Nikki Boxler, who owns and operates the Boxler Dairy in Varysburg, New York, says that her small, family-owned dairy farm is in shambles.
“Watching your hard work literally go down the drain is heart-wrenching. The wasted product represents our livelihood and the massive amount of hard work that takes place year-round to produce it,” she said Sunday in a Facebook post.
Boxler believes that the dairy industry is suffering due to milk’s perishable nature. This is causing the industry to be “hit harder and earlier than other agricultural commodities” by her estimation.
One Wisconsin farmer was forced to dispose of an incredible 56,000 pounds of milk, citing restaurant closures as being particularly devastating to his farm.
“It’s really depressing,” said Mark Mueller, owner of Mueller Dairy Farm. “It’s like all your hard work just running down the drain.”
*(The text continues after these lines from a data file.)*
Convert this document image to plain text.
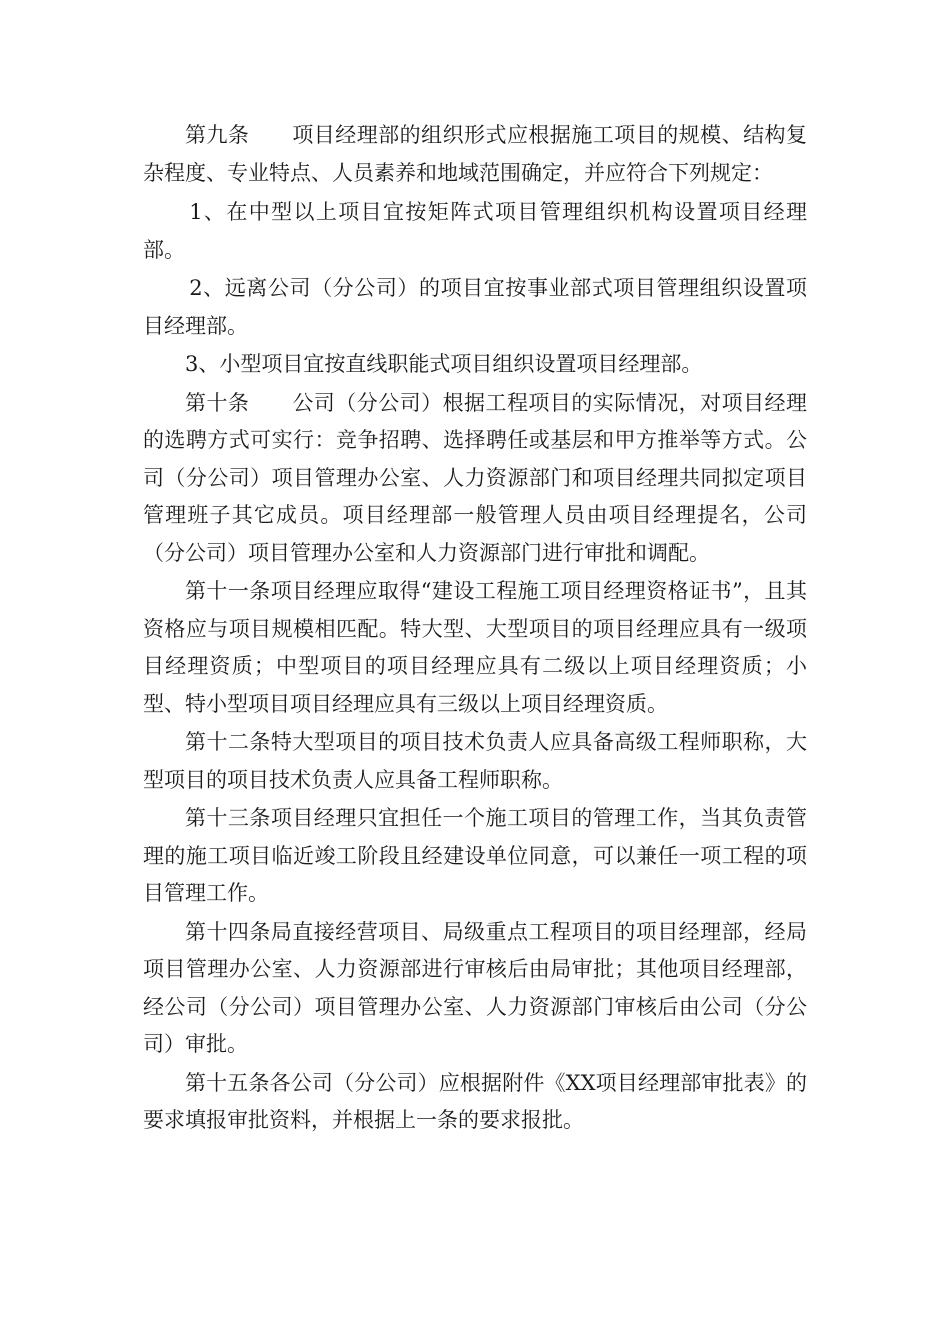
第九条　　项目经理部的组织形式应根据施工项目的规模、结构复杂程度、专业特点、人员素养和地域范围确定，并应符合下列规定：

1、在中型以上项目宜按矩阵式项目管理组织机构设置项目经理部。

2、远离公司（分公司）的项目宜按事业部式项目管理组织设置项目经理部。

3、小型项目宜按直线职能式项目组织设置项目经理部。

第十条　　公司（分公司）根据工程项目的实际情况，对项目经理的选聘方式可实行：竞争招聘、选择聘任或基层和甲方推举等方式。公司（分公司）项目管理办公室、人力资源部门和项目经理共同拟定项目管理班子其它成员。项目经理部一般管理人员由项目经理提名，公司（分公司）项目管理办公室和人力资源部门进行审批和调配。

第十一条项目经理应取得“建设工程施工项目经理资格证书”，且其资格应与项目规模相匹配。特大型、大型项目的项目经理应具有一级项目经理资质；中型项目的项目经理应具有二级以上项目经理资质；小型、特小型项目项目经理应具有三级以上项目经理资质。

第十二条特大型项目的项目技术负责人应具备高级工程师职称，大型项目的项目技术负责人应具备工程师职称。

第十三条项目经理只宜担任一个施工项目的管理工作，当其负责管理的施工项目临近竣工阶段且经建设单位同意，可以兼任一项工程的项目管理工作。

第十四条局直接经营项目、局级重点工程项目的项目经理部，经局项目管理办公室、人力资源部进行审核后由局审批；其他项目经理部，经公司（分公司）项目管理办公室、人力资源部门审核后由公司（分公司）审批。

第十五条各公司（分公司）应根据附件《XX项目经理部审批表》的要求填报审批资料，并根据上一条的要求报批。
Wisconsin dairy farmers are asking for a bailout from the U.S. Department of Agriculture in order to stay afloat. They hope to receive the assistance through the Coronavirus Aid, Relief, and Economic Security Act or CARES Act until normalcy can be returned, if that is even possible at this point.
While alarmists like Dr. Fauci call for an open-ended shutdown of society to fight coronavirus, millions of lives are being destroyed due to the economic damage caused by the government overreach. The dairy industry is the canary in the coalmine, and the rest of the market is likely to follow.